I often lament the loss of online privacy and complain about how data brokers possess way too much information about all of us. They are ready to sell it to the highest bidder, that will then provide “personalized” advertisements. Sure, it is easy enough to ignore unwanted ads, even though it is an annoyance. However, this is not just an inconvenience: this lack of online privacy can have dire consequences.
Location data, for example, can seriously endanger survivors of stalking, domestic violence, or other crimes. Personal data can, even unintentionally, reveal someone’s gender or sexual orientation, even when the individual is not ready to share it.
After the overturning of Roe vs Wade in the United States, and the numerous anti-abortion laws cropping up in many states, there have been warnings about period-tracking apps, since that data can be seized by the government to prosecute women trying to get an abortion.
This is not a far-fetched Orwellian dystopia: in June 2022, a Nebraska, USA, woman has been charged with helping her teenage daughter end her pregnancy at about 24 weeks after investigators obtained Facebook messages in which the two discussed using medication to induce an abortion and plans to burn the fetus afterward. The daughter, who is now 18, is being charged as an adult at the prosecutors’ request. (APNews.com)

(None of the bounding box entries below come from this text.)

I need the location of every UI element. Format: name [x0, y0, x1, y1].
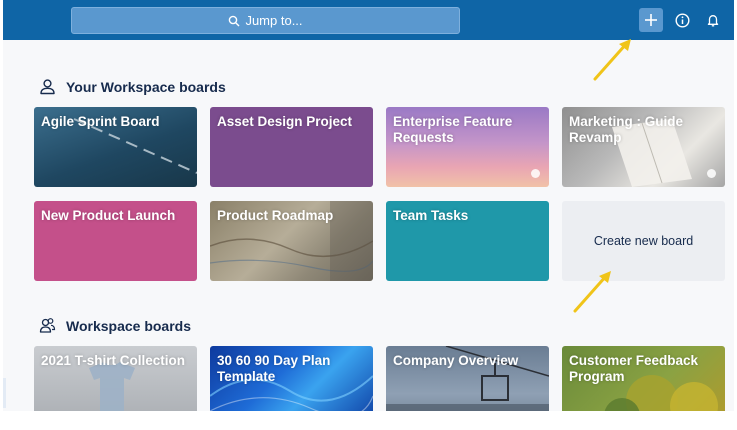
board-30-60-90[interactable]: 30 60 90 Day Plan Template [210, 346, 373, 411]
board-enterprise-feature-requests[interactable]: Enterprise Feature Requests [386, 107, 549, 187]
board-title: 2021 T-shirt Collection [41, 353, 186, 368]
board-title: New Product Launch [41, 208, 176, 223]
board-title: Asset Design Project [217, 114, 353, 129]
boards-page: Your Workspace boards Agile Sprint Board… [3, 40, 734, 411]
board-title: 30 60 90 Day Plan Template [217, 353, 331, 384]
info-icon [674, 12, 690, 28]
section-title: Workspace boards [66, 317, 192, 334]
section-title: Your Workspace boards [66, 78, 226, 95]
board-product-roadmap[interactable]: Product Roadmap [210, 201, 373, 281]
board-team-tasks[interactable]: Team Tasks [386, 201, 549, 281]
board-title: Customer Feedback Program [569, 353, 699, 384]
notifications-button[interactable] [701, 8, 725, 32]
board-title: Enterprise Feature Requests [393, 114, 513, 145]
create-button[interactable] [639, 8, 663, 32]
board-title: Team Tasks [393, 208, 469, 223]
team-icon [39, 318, 56, 333]
board-title: Marketing : Guide Revamp [569, 114, 684, 145]
board-title: Company Overview [393, 353, 519, 368]
info-button[interactable] [670, 8, 694, 32]
board-asset-design[interactable]: Asset Design Project [210, 107, 373, 187]
board-indicator-dot [707, 169, 716, 178]
board-title: Agile Sprint Board [41, 114, 160, 129]
top-bar: Jump to... [3, 0, 734, 40]
board-marketing-guide[interactable]: Marketing : Guide Revamp [562, 107, 725, 187]
annotation-arrow-icon [573, 271, 611, 313]
jump-to-label: Jump to... [245, 13, 303, 28]
board-title: Product Roadmap [217, 208, 334, 223]
jump-to-search[interactable]: Jump to... [71, 7, 460, 34]
bell-icon [707, 15, 719, 27]
sidebar-tab[interactable] [3, 378, 6, 408]
search-icon [229, 15, 240, 26]
board-customer-feedback[interactable]: Customer Feedback Program [562, 346, 725, 411]
create-new-board-label: Create new board [593, 234, 694, 248]
board-indicator-dot [531, 169, 540, 178]
board-2021-tshirt[interactable]: 2021 T-shirt Collection [34, 346, 197, 411]
user-icon [40, 79, 55, 95]
plus-icon [645, 14, 657, 26]
board-agile-sprint[interactable]: Agile Sprint Board [34, 107, 197, 187]
annotation-arrow-icon [593, 39, 631, 81]
board-new-product-launch[interactable]: New Product Launch [34, 201, 197, 281]
board-company-overview[interactable]: Company Overview [386, 346, 549, 411]
workspace-boards-heading: Workspace boards [39, 317, 191, 334]
your-workspace-boards-heading: Your Workspace boards [39, 78, 226, 95]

However, even when it does not lead to such horrifying consequences, personal data in the careless hands of brokers can wreak havoc in someone’s life. A couple of days ago I read the personal story of Anya E. R. Prince (a professor at the University of Iowa College of Law), in the Atlantic magazine. Her situation was the exact opposite of the one of the Nebraska woman: she was early in her pregnancy and thrilled about it. She did not want to share her news until after the first trimester, due to the high risk of losing the baby in these early months. Being a health-privacy scholar, she went to extreme lengths to hide her condition from advertisers: she uninstalled “fem-tech” apps, bought prenatal vitamins in person and paid with cash, used a VPN for her internet searches, disabled the GPS function in her phone and even left the phone home for her medical appointments.
It did not matter: an ad for diapers popped up on her social media feed. This was not only disheartening, but it was also extremely heart-breaking since the ad appeared in the same week she sadly lost her baby. As she writes: “Seeing advertisements of smiling babies and happy families throughout social media in the days and weeks after the loss made an already unbearable grieving process that much harder”
She advocates for greater protections, that are sorely needed. I fully agree with Anya: unauthorized use of personal data can and does cause emotional harm, stigma, discrimination, and even criminal prosecution. When will Americans (and citizens of the rest of the world) say enough is enough?